Collecting sporting memorabilia is a popular pastime that provides great pleasure for many people. There is the fun of searching for and finding a new artefact the pride of possession associated with owning something unique, a genuine admiration for the beauty and craftsmanship of an item. A vicarious connection with a favourite athlete or sports team, a real desire to have ties with the past and the related feelings of nostalgia for sport in another time and place; or more pragmatically, the personal satisfaction of knowing that what one has acquired is a good financial investment. But pleasure aside, collecting sporting memorabilia is a sporting pastime that is old, social, diverse, and consequential.
Collecting sport memorabilia is likely as old as sport itself but acquiring sporting memorabilia for personal pleasure was initiated in earnest by sporting gentlemen of Victorian and Edwardian England. The majority of our modern sports were formally developed in England during the nineteenth century and it was during the Victorian and Edwardian periods when now-famous artists produced what have become classic sporting drawings, paintings, prints and watercolours; when many of the first sporting books were written, especially those about boxing, field sports, fishing, golf, and horse racing; and when new sporting technology such as cricket bats, golf clubs, fishing rods and reels, tennis racquets, sporting firearms, and new types of sportswear were introduced.

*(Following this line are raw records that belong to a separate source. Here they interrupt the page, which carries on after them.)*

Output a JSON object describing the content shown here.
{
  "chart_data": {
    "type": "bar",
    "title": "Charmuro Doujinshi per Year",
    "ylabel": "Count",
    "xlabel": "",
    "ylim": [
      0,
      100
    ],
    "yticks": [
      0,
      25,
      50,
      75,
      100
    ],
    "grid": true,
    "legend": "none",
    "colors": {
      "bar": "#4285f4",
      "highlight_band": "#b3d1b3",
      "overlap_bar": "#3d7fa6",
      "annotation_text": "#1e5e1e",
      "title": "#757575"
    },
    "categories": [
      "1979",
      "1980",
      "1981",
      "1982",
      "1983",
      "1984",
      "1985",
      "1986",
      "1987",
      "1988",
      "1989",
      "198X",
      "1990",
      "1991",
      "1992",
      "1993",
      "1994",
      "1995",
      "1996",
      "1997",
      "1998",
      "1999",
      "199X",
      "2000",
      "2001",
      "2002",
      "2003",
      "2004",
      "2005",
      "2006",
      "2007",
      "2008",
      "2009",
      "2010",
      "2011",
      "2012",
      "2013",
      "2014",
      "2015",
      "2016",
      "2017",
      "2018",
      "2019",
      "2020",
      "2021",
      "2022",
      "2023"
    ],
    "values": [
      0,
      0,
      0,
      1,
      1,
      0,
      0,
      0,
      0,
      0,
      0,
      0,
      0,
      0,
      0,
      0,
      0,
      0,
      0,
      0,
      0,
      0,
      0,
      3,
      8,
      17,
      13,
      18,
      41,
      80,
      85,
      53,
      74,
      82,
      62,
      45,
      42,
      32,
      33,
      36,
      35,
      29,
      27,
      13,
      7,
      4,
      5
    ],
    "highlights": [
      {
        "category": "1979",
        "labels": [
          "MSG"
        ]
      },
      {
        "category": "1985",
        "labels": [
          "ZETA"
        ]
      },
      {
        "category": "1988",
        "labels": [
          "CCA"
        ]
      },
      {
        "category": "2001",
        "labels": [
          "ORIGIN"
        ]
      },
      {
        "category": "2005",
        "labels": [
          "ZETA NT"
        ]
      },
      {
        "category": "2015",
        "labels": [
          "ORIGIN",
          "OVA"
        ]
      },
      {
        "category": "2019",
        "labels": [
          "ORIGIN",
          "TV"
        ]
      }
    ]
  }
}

The twenty-third annual National Sports Collectors Convention held in Rosemont, Illinois, in August 2002 had 900 dealer booths and attracted 40,000 collectors and perfectly illustrates the social nature of collecting sporting memorabilia. Individuals interested in sporting collections are attracted to art museums and sporting halls of fame. Those especially keen on acquiring sporting artifact’s are drawn to auctions, estate sales and major sporting events where memorabilia are sold.
There are collect or clubs for one and all, whether collectors of duck decoys or sport stamps. In addition, one can actively interact with fellow sport collectors via the internet or vicariously identify with fellow sport collectors while watching television shows like the Antiques Roadshow (both American and British versions), Attic Finds and The Incurable Collector.
There is great diversity in specialization among sporting collectors. For example, some collect only one kind of sporting object, others collect a variety of items related to a single sport still others collect only memorabilia related to a specific sports team.
The consequential nature of collecting sporting memorabilia is reflected in the ever growing number of sport collectors across all age, ethnic, and gender groups; the growth of sporting halls of fame; the development of new sporting archives and sporting and the enormous prices paid for sporting memorabilia.
Examples of the economic value of sporting memorabilia are given in two articles in the 9 December 2002 issue of Forbes magazine. One article notes that Marshall Fogel, a Denver attorney, possesses a sporting collection worth £12 million, including Ty Cobbs passport, costing £16,000, and a baseball signed by Lou Gehrig costing £40,000. Another article reports that Christie’s auction house produced a 150-page catalog of Gary Player’s collection of personal golf memorabilia, which was to be auctioned off through a private sale that mandated a minimum bid of £5 million and required that the buyer must buy the entire collection and maintain it intact.